Dear Dr. Boli: As my esteemed doctor, I would like to ask you your opinion on the subject of illness. What is its purpose? I philosophically muse. Oh Dr. Boli, tell me, is its purpose to make me feel like a blob or give me a hearty dose of “Briggishness?” Please let me know, so I can decide to succumb solely to blobishness or Briggishness or neither. I hang on your lips! —Sincerely, Miss J. Austen.

Dear Madam: First of all, it should be remembered that Dr. Boli is not a practicing medical doctor, although he does hold a doctorate in chiropractic that he found at a garage sale. Nevertheless, since your question appears to be more philosophical than medical in nature, he will attempt to answer it as a philosopher. It seems to him that you approach the problem of illness from a rather narrow and self-centered perspective. It is a truth universally acknowledged that what you call illness is what countless millions of bacteria call a swell time. You should be glad that you, who are only one woman, can, at the cost of a little inconvenience to yourself, create happiness for millions.

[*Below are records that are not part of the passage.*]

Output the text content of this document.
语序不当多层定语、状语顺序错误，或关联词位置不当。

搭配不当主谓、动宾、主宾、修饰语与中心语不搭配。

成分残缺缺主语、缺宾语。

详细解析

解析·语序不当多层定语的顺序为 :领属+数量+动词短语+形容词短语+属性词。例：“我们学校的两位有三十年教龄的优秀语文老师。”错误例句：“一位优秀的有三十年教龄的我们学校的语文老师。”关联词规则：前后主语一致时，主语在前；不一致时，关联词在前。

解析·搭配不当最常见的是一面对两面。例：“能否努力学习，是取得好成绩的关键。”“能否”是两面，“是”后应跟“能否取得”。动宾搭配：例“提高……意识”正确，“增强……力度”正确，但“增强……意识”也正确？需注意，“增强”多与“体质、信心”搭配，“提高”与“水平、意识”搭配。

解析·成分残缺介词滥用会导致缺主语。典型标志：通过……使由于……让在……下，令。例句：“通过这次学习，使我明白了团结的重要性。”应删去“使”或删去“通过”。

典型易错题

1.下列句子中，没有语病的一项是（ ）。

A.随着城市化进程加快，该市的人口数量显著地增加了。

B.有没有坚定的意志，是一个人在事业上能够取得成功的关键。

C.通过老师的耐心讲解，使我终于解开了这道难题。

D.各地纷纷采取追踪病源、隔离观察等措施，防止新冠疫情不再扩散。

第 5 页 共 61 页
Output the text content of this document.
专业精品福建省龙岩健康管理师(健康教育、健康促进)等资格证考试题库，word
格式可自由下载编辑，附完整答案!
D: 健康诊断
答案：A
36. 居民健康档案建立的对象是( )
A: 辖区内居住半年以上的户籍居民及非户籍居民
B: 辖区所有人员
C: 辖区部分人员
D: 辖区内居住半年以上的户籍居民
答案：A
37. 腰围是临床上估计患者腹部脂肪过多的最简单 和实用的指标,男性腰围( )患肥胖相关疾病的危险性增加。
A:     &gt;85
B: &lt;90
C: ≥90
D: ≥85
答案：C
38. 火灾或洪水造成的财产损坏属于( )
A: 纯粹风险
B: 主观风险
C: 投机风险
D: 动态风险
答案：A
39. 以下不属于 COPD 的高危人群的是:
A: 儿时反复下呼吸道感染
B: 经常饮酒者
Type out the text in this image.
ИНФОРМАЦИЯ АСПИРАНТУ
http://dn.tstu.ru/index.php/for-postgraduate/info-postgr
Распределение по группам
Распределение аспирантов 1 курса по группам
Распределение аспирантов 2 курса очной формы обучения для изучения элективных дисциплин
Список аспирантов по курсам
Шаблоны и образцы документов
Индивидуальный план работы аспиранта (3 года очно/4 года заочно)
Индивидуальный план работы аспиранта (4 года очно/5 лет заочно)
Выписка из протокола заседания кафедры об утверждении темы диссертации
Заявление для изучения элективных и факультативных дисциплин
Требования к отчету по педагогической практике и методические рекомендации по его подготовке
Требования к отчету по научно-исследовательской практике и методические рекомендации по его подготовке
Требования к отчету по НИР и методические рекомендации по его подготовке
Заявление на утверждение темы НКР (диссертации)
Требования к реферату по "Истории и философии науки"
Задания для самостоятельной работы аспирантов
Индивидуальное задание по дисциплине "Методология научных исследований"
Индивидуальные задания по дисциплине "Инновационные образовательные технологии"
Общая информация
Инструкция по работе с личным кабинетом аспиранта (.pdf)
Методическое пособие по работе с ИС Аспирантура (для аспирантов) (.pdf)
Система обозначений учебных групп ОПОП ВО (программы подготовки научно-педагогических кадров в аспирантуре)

If, however, you desire to evade that responsibility in the future, you may wish to be a little more cautious than you have been. It seems to Dr. Boli that your habit of hanging indiscriminately on the lips of strangers may have something to do with your susceptibility to illness. There is of course no danger from Dr. Boli, who has his lips professionally sterilized every morning; but he cannot vouch for anyone else whose lips you might be dangling from.